The Laredo customs district — which also includes Brownsville, Del Rio, Eagle Pass, the Edinburg airport, Hidalgo, Progreso, Rio Grande City and Roma — remains a powerhouse: It currently ranks sixth nationally, despite this year’s uptick in violence in the Mexican state of Tamaulipas, just across the border. The El Paso trade district — which includes El Paso; Fabens; Presidio; the Albuquerque airport; Columbus; and Santa Teresa, N.M. — ranks 15th nationally. The Houston trade district ranks fourth nationally, behind only Los Angeles, New York and Detroit.
Last year, Laredo and El Paso dipped to their lowest trade levels in decades, but so did the rest of the country’s trade districts, according to Florida-based WorldCity, a media and data clearinghouse that ranks trade data by import, export and country of origin. Despite the downturn, Texas’ inland ports fared far better than most. Laredo dipped to $146.85 billion, down 16 percent from $174.68 billion in 2008. (To put that amount in context, the state of Texas’ biennial operating budget is about $182 billion.) El Paso dipped to $50.8 billon, down 6.4 percent from 2008. Both ports lost less business than the national average, which declined 23 percent in 2009.
Traffic through both land ports bounced back strong in the first months of this year. Through May, the El Paso port had already seen $27.7 billion in trade, compared to $18.9 billion during the same period last year — a 47 percent increase.
Laredo saw $73.4 billion in trade during the first five months of the year, compared to 55.1 billion in 2009 — an increase of 33 percent. Houston posted a 34 percent increase, with about $83.9 billion moving through its ports, up from $62.5 billion through May of last year.
The gains have come despite the explosion of drug-related unrest in Mexican border towns, where much of the trade passes through or originates. Commercial traffic has continued unabated, despite substantial drop-offs in bridge crossings for noncommercial purposes, presumably because of safety concerns. The Laredo International Bridge System, for instance, witnessed an average monthly decline in non-commercial vehicle traffic of 5.6 percent, or about 22,840 vehicles, from January through May 2010. Pedestrian traffic fell by about 5.1 percent monthly, totaling about 16,840 fewer crossings. The decline follows a trend that has been steady since 2003, says City Manager Carlos Villarreal.
The outlook for commercial trade, however, appears bright, says WorldCity Executive Director Ken Roberts. “The El Paso Customs District is one of a handful, one of two or three, that is growing at record pace this year,” he says.
Though trade districts encompass multiple metropolitan areas, individual municipalities are charged with maintaining and operating their international bridges — and their budgets rely on local fees paid to cross the bridge. Even with the potential for competition between two or more ports within one district, Roberts says, Texas could also enjoy the current peaceful coexistence for years to come. “I think the pie is going to get bigger because Mexico’s trade will continue to grow for a number of reasons,” he says.
One of those reasons is the strength of the Mexican economy, which in 2009 was ranked 14th in the world by the World Bank and the International Monetary Fund. As trade routes become clogged or transport costs increase, Roberts says some foreign markets could consider moving at least some of their operations to Latin America.

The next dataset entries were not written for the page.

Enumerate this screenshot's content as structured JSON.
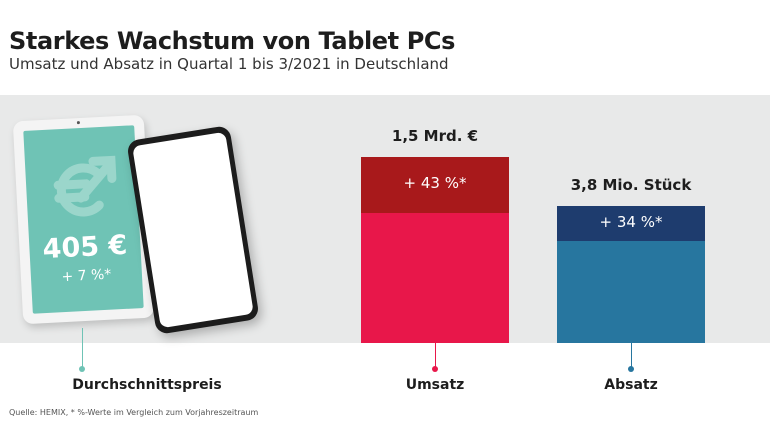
{
  "header": {
    "title": "Starkes Wachstum von Tablet PCs",
    "subtitle": "Umsatz und Absatz in Quartal 1 bis 3/2021 in Deutschland"
  },
  "chart_data": {
    "type": "bar",
    "title": "Starkes Wachstum von Tablet PCs",
    "subtitle": "Umsatz und Absatz in Quartal 1 bis 3/2021 in Deutschland",
    "categories": [
      "Durchschnittspreis",
      "Umsatz",
      "Absatz"
    ],
    "price": {
      "label": "Durchschnittspreis",
      "value_text": "405 €",
      "value": 405,
      "unit": "€",
      "change_text": "+ 7 %*",
      "change_percent": 7
    },
    "bars": [
      {
        "category": "Umsatz",
        "value": 1.5,
        "value_text": "1,5 Mrd. €",
        "unit": "Mrd. €",
        "growth_text": "+ 43 %*",
        "growth_percent": 43,
        "color": "#e8174a",
        "growth_color": "#a8191b"
      },
      {
        "category": "Absatz",
        "value": 3.8,
        "value_text": "3,8 Mio. Stück",
        "unit": "Mio. Stück",
        "growth_text": "+ 34 %*",
        "growth_percent": 34,
        "color": "#27769f",
        "growth_color": "#1e3c6e"
      }
    ]
  },
  "colors": {
    "band": "#e8e9e9",
    "tablet_screen": "#6fc3b5",
    "price_connector": "#6fc3b5",
    "umsatz": "#e8174a",
    "absatz": "#27769f"
  },
  "footer": {
    "source": "Quelle: HEMIX, * %-Werte im Vergleich zum Vorjahreszeitraum"
  }
}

“To some extent you might see some Asian manufacturing move back into Mexico and Central America if the transportation costs become significant enough,” he says. China is second, behind Canada, in total trade with the U.S., with $162.2 billion worth of goods moving between the two countries from January to May; Mexico was third at $153.9 billion.

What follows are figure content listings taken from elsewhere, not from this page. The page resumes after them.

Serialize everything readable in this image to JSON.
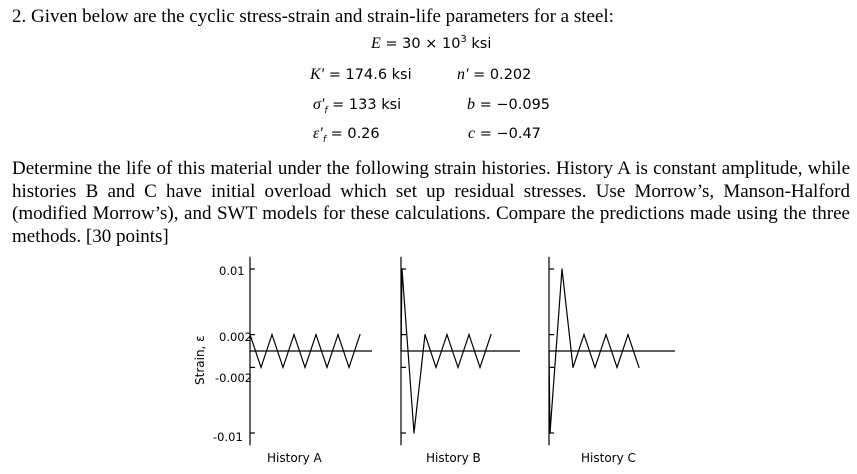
{
  "question": {
    "title": "2. Given below are the cyclic stress-strain and strain-life parameters for a steel:"
  },
  "parameters": {
    "E_symbol": "E",
    "E_value": "= 30 × 10",
    "E_exp": "3",
    "E_unit": "ksi",
    "K_symbol": "K′",
    "K_value": "= 174.6 ksi",
    "n_symbol": "n′",
    "n_value": "= 0.202",
    "sf_symbol": "σ′",
    "sf_sub": "f",
    "sf_value": "= 133 ksi",
    "b_symbol": "b",
    "b_value": "= −0.095",
    "ef_symbol": "ε′",
    "ef_sub": "f",
    "ef_value": "= 0.26",
    "c_symbol": "c",
    "c_value": "= −0.47"
  },
  "body": {
    "paragraph": "Determine the life of this material under the following strain histories. History A is constant amplitude, while histories B and C have initial overload which set up residual stresses. Use Morrow’s, Manson-Halford (modified Morrow’s), and SWT models for these calculations. Compare the predictions made using the three methods. [30 points]"
  },
  "figure": {
    "y_axis_label": "Strain, ε",
    "y_ticks": [
      "0.01",
      "0.002",
      "-0.002",
      "-0.01"
    ],
    "captions": [
      "History A",
      "History B",
      "History C"
    ],
    "line_color": "#000000"
  },
  "chart_data": {
    "type": "line",
    "ylabel": "Strain, ε",
    "y_ticks": [
      0.01,
      0.002,
      -0.002,
      -0.01
    ],
    "ylim": [
      -0.01,
      0.01
    ],
    "series": [
      {
        "name": "History A",
        "values": [
          0.002,
          -0.002,
          0.002,
          -0.002,
          0.002,
          -0.002,
          0.002,
          -0.002,
          0.002,
          -0.002,
          0.002
        ]
      },
      {
        "name": "History B",
        "values": [
          0.0,
          0.01,
          -0.01,
          0.002,
          -0.002,
          0.002,
          -0.002,
          0.002,
          -0.002,
          0.002
        ]
      },
      {
        "name": "History C",
        "values": [
          0.0,
          -0.01,
          0.01,
          -0.002,
          0.002,
          -0.002,
          0.002,
          -0.002,
          0.002,
          -0.002
        ]
      }
    ]
  }
}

El Paso County also plans to build what could be the largest inland international port in the U.S., with more than 100 acres of land dedicated to the project. It will directly connect the Texas town of Tornillo — less than 30 miles east of El Paso's city limits — and Guadalupe, just east of Juárez. The federal government has spent or allocated about $96 million for the project, according to figures from the office of U.S. Rep. Ciro Rodriguez, whose 20-county district ends just west of the El Paso County boundary. The governments of the U.S. and Mexico, his office says, have also undertaken the arduous task of applying for the Presidential Permit from the U.S. State Department, which is required for construction of the port.
Juárez Mayor Jose Reyes Ferriz said on Monday that while many retail and service shops in his city have closed, maquilas, the factories that dominate the city’s industrial sectors, remain strong. About 100 of the current Fortune 500 companies, he added, have a presence in Juárez.

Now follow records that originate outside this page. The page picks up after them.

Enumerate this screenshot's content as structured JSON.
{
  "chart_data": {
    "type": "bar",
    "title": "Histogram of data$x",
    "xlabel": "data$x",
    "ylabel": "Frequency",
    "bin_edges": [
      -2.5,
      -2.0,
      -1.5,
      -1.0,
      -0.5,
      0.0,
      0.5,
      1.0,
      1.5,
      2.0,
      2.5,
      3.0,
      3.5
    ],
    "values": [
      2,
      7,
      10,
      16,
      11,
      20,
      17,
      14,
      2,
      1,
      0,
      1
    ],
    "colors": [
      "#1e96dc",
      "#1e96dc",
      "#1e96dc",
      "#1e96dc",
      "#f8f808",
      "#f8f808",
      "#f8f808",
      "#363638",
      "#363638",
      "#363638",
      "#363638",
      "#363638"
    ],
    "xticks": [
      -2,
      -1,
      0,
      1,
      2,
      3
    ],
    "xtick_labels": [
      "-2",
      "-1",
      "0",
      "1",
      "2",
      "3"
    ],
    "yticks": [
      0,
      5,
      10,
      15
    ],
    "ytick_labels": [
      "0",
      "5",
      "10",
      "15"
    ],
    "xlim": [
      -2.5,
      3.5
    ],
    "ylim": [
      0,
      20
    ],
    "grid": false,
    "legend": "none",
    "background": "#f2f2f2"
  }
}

Meanwhile, Laredo has added more commercial lanes at its World Trade Bridge, the busiest of its ports, though estimates reflect the port operates only at about 35 percent capacity. Asked if the El Paso project could be a threat, Villarreal says the city’s ideal location would prevent any loss of business.
“Laredo happens to be geographically perfectly located,” Villarreal says, “and mere construction of a bridge does not move geographic location — simple as that.”
Roberts agrees, saying the computer industry has spurred the growth in El Paso. Computer trade has increased 80 percent in the El Paso trade district, accounting for about 85 percent of the district’s trade with Mexico through May.